Armut & Sozialstaat

Was Kinderarmut bedeuten kann

„Die Vertragsstaaten erkennen das Recht jedes Kindes auf einen seiner körperlichen, geistigen, seelischen, sittlichen und sozialen Entwicklung angemessenen Lebensstandard an“, heißt es in der Kinderrechtskonvention der Vereinten Nationen. Doch viele Kinder sind in Österreich weit weg von einem „angemessenen Lebensstandard“. 303.000 Kinder und Jugendliche sind hierzulande armuts- oder ausgrenzungsgefährdet. Das kann Auswirkungen auf die soziale Teilhabe, aber auch auf psychische und physische Gesundheitsbelastungen haben.

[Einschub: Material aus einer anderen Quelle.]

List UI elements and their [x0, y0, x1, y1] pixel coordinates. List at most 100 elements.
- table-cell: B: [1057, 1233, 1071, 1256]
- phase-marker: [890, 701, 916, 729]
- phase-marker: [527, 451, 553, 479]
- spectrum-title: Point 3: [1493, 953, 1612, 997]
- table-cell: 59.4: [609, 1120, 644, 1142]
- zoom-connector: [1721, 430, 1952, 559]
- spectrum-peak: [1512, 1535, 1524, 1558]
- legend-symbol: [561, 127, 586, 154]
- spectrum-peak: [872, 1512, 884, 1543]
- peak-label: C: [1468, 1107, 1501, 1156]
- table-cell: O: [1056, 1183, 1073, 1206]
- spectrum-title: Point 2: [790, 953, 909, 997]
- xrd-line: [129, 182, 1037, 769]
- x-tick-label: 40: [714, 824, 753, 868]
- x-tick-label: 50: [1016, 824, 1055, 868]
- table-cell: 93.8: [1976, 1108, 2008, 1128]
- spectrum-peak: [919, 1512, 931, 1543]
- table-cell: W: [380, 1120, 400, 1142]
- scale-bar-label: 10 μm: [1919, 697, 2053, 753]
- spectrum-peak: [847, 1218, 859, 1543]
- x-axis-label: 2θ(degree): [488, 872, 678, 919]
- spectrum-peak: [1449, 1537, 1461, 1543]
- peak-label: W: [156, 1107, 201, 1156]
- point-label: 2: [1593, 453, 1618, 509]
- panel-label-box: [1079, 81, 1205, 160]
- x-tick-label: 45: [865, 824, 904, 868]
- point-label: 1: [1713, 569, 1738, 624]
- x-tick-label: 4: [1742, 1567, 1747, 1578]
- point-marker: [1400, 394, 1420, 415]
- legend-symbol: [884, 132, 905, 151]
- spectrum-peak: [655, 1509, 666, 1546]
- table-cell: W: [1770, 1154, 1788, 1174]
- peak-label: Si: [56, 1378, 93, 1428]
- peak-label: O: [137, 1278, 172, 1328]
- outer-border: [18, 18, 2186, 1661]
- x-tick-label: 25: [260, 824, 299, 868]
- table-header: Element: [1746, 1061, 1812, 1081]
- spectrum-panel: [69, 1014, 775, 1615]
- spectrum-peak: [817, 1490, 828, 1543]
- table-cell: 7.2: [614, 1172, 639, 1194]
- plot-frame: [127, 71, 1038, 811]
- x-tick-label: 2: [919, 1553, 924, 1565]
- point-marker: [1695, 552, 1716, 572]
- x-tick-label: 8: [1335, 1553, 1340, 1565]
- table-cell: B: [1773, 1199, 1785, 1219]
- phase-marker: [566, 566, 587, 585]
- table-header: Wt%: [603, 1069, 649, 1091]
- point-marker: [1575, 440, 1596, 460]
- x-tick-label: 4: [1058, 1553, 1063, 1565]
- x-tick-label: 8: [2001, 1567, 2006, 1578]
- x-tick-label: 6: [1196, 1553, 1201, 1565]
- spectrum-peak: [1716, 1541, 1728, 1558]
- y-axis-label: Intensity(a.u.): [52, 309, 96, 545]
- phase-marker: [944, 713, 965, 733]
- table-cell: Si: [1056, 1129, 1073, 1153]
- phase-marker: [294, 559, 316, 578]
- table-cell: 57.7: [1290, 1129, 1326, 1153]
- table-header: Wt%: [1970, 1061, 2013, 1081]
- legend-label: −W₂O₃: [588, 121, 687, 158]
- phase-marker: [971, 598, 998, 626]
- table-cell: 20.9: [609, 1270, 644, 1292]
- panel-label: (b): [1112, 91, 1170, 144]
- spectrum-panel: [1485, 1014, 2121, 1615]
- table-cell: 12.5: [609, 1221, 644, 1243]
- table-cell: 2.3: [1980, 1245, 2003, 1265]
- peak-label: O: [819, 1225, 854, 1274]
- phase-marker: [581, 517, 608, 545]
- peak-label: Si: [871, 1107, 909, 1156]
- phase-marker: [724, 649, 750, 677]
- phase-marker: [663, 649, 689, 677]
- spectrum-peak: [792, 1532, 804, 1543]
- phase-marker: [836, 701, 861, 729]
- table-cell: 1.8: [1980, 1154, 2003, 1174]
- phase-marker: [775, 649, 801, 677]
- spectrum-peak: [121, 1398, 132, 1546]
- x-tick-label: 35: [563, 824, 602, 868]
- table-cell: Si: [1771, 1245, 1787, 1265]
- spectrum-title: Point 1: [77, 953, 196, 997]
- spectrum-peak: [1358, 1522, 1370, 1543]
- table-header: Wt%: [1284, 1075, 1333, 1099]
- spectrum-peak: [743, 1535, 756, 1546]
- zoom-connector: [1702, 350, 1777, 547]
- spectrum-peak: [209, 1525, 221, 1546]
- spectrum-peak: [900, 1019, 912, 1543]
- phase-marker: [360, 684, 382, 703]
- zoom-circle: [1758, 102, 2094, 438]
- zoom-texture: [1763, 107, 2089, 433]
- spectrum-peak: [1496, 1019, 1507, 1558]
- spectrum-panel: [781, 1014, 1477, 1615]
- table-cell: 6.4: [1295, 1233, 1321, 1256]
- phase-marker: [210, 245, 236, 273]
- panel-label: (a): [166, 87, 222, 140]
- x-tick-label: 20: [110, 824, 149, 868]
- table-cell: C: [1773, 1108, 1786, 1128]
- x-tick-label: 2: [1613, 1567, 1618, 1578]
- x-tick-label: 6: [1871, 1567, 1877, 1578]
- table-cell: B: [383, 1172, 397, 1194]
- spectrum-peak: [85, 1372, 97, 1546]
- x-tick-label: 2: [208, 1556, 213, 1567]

Laut der offiziellen Definition der EU gelten Kinder und Jugendliche als armutsgefährdet, wenn sie in einem Haushalt leben, der monatlich weniger als 60 Prozent des mittleren Einkommens der Gesamtbevölkerung (in Österreich sind das derzeit 1.160 Euro für einen Einpersonenhaushalt) zur Verfügung steht. Das klingt erstmal recht sperrig. Doch die Statistik Austria wirft einen breiteren Blick auf die Lebensbedingungen von Kindern und Jugendlichen.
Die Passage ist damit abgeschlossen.